When you run training.py, the script always scans the image folder. If a cached file exists: (resnet_training/full_df_filtered.csv), the script will:
-
Load the cached filtered dataframe
-
Compare filenames against the current folder
-
Detect new images not previously processed
-
Run MegaDetector only on those new images
-
Append passing images to the cached CSV
-
Save the updated CSV
-
This prevents reprocessing the entire dataset.

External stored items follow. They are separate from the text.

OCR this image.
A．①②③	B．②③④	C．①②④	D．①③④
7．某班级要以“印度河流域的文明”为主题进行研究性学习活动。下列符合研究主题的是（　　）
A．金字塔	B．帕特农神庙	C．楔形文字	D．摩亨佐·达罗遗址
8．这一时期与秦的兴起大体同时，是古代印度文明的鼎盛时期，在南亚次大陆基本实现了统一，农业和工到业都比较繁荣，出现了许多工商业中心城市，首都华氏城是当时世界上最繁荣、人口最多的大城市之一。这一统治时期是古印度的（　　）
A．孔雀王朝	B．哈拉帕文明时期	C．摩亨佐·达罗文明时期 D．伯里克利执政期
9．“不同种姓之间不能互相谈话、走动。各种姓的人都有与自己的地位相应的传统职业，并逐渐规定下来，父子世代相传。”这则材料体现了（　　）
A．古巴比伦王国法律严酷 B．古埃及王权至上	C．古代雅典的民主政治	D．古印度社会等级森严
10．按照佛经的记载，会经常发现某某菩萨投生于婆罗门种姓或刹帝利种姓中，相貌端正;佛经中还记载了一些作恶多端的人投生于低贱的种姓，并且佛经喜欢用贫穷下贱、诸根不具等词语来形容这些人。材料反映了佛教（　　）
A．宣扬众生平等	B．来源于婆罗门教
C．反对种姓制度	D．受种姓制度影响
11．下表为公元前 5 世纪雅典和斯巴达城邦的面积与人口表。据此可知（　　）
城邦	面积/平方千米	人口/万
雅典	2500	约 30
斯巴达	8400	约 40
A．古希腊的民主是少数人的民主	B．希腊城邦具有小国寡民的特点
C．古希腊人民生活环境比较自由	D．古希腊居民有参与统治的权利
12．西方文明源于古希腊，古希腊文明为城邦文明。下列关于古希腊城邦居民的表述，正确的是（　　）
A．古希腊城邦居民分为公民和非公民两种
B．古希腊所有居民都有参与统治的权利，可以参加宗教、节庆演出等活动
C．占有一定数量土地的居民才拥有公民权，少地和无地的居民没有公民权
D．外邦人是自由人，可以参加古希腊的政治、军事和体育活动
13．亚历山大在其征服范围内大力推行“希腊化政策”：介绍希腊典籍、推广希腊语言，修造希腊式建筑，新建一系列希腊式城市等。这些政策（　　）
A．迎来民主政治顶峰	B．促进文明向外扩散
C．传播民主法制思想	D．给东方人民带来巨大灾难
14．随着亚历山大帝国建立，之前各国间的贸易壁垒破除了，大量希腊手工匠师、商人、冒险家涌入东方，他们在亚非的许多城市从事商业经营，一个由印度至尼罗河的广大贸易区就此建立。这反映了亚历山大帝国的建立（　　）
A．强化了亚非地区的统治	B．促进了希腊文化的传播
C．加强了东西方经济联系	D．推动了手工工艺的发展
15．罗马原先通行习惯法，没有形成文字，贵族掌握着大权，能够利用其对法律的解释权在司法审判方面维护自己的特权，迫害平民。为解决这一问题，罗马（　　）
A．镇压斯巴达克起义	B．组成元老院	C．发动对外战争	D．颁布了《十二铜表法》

First run : If the cached CSV does not exist, MegaDetector runs on all images and a CSV is created
Subsequent Runs : Only new images are processed so it is much faster
📁 Expected Directory Structure
kaitlyn_catalyst/
├── speciesnet/
│ ├── training.py
│ ├── inference.py
│ ├── splitting.py
│ ├── detector.py
│ ├── dataloader.py
│ └── utilities.py
│
├── images/
│ └── all_species_images/
│ ├── IMG_0001_{site}_{class}.jpg
│ ├── IMG_0002_{site}_{class}.jpg
│ └── ...
│
└── resnet_training/
├── full_df_filtered.csv
├── last_epoch_predictions_*.json
└── last_model_state_resnet18_*.pkl
🧠 MegaDetector Threshold
Configured inside training.py:
"megadetector_conf": 0.2
Threshold Behavior
0.1–0.2 Permissive (keeps more animals, more false positives)
0.3–0.4 Balanced
0.5–0.6 Strict (fewer false positives, may miss small animals)
Change this value if:
- too many empty images are kept → increase threshold
- animals are being missed → decrease threshold
🚀 Running Training
Activate environment:
conda activate speciesnet
Run training:
python training.py
If new images were added, only those will be processed by MegaDetector.
🧪 Running Inference
Single image :
python inference.py --image path/to/image.jpg
Folder :
python inference.py --folder path/to/images
Folder + save CSV :
python inference.py --folder path/to/images --output preds.csv
The script automatically loads the latest saved checkpoint.
💾 Model Checkpoints :
Saved in:
resnet_training/last_model_state_resnet18_YYYYMMDD_HHMMSS.pkl
Checkpoint contains :
-
model_state
-
optimizer_state
-
class_names
-
training config
🔁 Resume Training (Optional)
-
Load the checkpoint
-
Restore model + optimizer state
-
Continue training loop
(Current script saves checkpoints but does not auto-resume — can be added.)
📊 Outputs
After training completes:
resnet_training/
├── full_df_filtered.csv
├── last_epoch_predictions_train.json
├── last_epoch_predictions_valid.json
├── last_epoch_predictions_holdout.json
└── last_model_state_resnet18_*.pkl
🧩 Conceptual Flow
Raw Images
↓
build_df_from_folder()
↓
MegaDetector (incremental filtering)
↓
Train/Val/Holdout split
↓
ResNet18 training
↓
Checkpoint saved
↓
Inference
If an image fails MegaDetector, it will not appear in full_df_filtered.csv. Adding new images does NOT overwrite previous results. To completely rebuild filtering, delete: resnet_training/full_df_filtered.csv, then rerun training.